The following is a summary of the Secretary's Standards.

  1. Properties will maintain their current use or be given a new use compatible with any distinctive features or spaces
    In most cases a conversion (2-family to single family home or warehouse to loft condos for example) will be considered acceptable if the character defining aspects of the building are maintained.

  2. The historic character of the property will be preserved - Spaces and architectural features that are deemed to be essential to the overall historic character of the building must be retained, repaired, or replicated.

  3. Buildings will be recognized as a physical record of its time, place and use - Adding conjectural elements or artifacts from another building is discouraged.

  4. Changes to a property that have acquired their own historical significance will be preserved - If a later addition or renovation is determined to be significant in its own right, it will be considered character defining.

  5. Distinctive materials, features, finishes, and construction techniques or examples of craftsmanship that characterize a property will be preserved - Typically this can include moldings, windows, doors, built-in cabinetry, porches and dormers, cornices, and other historic elements.
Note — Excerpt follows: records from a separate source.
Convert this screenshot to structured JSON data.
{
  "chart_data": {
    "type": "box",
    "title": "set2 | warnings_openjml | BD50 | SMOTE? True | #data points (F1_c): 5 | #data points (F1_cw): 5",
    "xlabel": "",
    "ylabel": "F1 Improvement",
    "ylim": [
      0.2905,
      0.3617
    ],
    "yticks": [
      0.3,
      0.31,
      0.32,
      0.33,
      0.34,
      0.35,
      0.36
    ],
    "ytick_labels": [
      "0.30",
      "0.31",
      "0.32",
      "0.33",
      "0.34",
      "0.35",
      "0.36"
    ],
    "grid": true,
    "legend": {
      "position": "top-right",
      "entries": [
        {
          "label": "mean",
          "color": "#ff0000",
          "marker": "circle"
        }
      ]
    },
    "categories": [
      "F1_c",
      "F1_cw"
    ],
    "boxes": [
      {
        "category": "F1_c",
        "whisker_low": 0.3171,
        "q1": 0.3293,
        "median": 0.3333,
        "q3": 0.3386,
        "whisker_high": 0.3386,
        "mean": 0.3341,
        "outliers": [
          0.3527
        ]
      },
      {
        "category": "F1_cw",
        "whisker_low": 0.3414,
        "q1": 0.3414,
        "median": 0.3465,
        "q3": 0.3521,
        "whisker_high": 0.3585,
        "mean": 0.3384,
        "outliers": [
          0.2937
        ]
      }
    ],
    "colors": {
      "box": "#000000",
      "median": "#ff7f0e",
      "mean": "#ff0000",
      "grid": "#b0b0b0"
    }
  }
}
  6. Deteriorated historic features will be repaired rather than replaced - In cases where the original feature is too far deteriorated, it must be documented and replicated.

  7. Treatments that cause damage to historic materials will not be used - It is necessary to use the gentlest means possible when cleaning or treating any historic element.

  8. Archeological resources will be protected and preserved in place.

  9. Additions, exterior alterations, or related new construction will not destroy historic materials, features, or spatial relationships that characterize the property - New construction must be differentiated in design from the original historic property and should be designed and constructed in a way to protect the integrity of the historic property.

  10. New additions and adjacent or related new construction will be undertaken in such a manner that, if removed in the future, the essential form and integrity of the historic property and its environment would be unimpaired.

Historic tax credit applications are reviewed “as a whole.” No single action in and of itself will cause an application to be rejected. The question that the reviewer asks him or herself is whether the project as a whole meets the Secretary’s guidelines. The guidelines recognize the need for some alterations to be made in order for most projects to be successful – any changes must be made without negatively impacting the building’s overall historic character.

It is important if you intend to pursue historic tax credits, that you find an architecture firm and contractor who is familiar with these requirements.